Vocus customer's compromised PABX system behind triple zero call flood

It is understood an overseas attacker used the compromised system to undertake the mass phone dials

A compromised private automatic branch exchange (PABX) phone system of a Vocus (ASX:VOC) customer was used by a “third party” for attempted toll fraud, resulting in a flood of calls disrupting Australia’s triple zero emergency call service.

First reported by Fairfax Media, an overseas attacker used the compromised system to undertake the mass phone dials, which ultimately prompted a government investigation.

Vocus has confirmed its analysis identified that one of its customers’ PABX systems was compromised, enabling an external party to attempt international toll fraud.

The publicly-listed telco said that, at 8.30AM on Saturday 26 May, it was made aware of unusual inbound voice over IP (VoIP) call activity to triple zero call centres between 6.09AM and 7.55AM that morning.

“Pre-defined fraud filters meant that algorithmically generated attempts to dial international numbers failed and the attempt was aborted,” a Vocus spokesperson said in a statement. “However, many of these calls included a “000” prefix which were routed to emergency services.

“Steps have been taken to prevent another such occurrence,” the spokesperson said.

According to Vocus, toll fraud is a significant problem and can be complex and time consuming to resolve.

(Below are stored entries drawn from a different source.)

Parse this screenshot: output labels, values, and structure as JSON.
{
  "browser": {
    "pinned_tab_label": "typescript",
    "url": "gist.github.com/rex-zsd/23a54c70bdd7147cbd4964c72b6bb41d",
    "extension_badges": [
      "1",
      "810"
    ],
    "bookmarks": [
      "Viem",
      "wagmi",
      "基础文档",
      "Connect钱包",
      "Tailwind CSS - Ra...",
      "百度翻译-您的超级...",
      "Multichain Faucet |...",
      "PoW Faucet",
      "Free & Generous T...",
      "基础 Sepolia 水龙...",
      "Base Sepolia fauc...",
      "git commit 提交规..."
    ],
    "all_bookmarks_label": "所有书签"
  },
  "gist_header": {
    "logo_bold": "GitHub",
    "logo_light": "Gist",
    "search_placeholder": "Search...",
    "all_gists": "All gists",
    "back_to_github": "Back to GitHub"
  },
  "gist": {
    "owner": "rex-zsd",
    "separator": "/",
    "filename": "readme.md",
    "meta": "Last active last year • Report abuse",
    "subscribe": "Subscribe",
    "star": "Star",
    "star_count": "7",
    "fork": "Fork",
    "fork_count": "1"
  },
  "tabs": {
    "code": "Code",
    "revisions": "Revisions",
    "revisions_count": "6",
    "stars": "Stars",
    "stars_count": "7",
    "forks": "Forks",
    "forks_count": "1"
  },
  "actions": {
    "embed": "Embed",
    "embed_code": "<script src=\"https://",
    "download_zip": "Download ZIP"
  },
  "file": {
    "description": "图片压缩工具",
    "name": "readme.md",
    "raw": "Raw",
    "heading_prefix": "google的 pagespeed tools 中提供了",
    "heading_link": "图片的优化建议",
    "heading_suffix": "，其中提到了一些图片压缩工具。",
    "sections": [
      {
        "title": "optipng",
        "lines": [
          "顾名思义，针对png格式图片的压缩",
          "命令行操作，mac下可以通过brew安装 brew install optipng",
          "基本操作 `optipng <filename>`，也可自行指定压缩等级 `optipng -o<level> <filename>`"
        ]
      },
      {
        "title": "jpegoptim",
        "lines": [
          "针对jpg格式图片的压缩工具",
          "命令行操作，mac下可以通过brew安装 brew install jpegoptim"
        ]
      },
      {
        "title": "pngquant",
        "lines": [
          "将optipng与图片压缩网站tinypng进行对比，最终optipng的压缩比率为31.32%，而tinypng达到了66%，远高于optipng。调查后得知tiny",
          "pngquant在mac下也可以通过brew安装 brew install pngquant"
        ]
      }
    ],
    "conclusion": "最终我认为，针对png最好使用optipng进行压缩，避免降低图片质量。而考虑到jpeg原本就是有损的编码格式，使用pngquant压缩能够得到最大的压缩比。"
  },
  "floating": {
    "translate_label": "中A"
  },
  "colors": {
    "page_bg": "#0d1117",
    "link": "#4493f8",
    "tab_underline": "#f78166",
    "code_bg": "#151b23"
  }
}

“Vocus takes fraud awareness very seriously and works closely with customers to assist them to keep their business safe from toll fraud attacks,” the spokesperson said.

Telstra (ASX:TLS), which operates the infrastructure supporting the nation’s triple zero emergency call services, said that it has worked with the government, emergency service providers and the provider to resolve the issue. 

In some cases, the telco said, repeat calls were directed to police in the state in which they were determined to have originated.

“There was some impact on call response times during these call bursts and our network otherwise operated normally,” a spokesperson for Telstra said.

“On three occasions between 6am and 8am Saturday, 000 operators received a series of approximately 600 ‘blank’ calls - two bursts within 60 seconds and one period across 35 minutes.

“These calls came from multiple numbers and were answered by operators and consistent with long-standing protocol, directed to a recorded service which asks the caller to press ‘55’,” the spokesperson said.

The telco confirmed that the Australian Communications and Media Authority (ACMA) was informed on the incident on Saturday 26th May.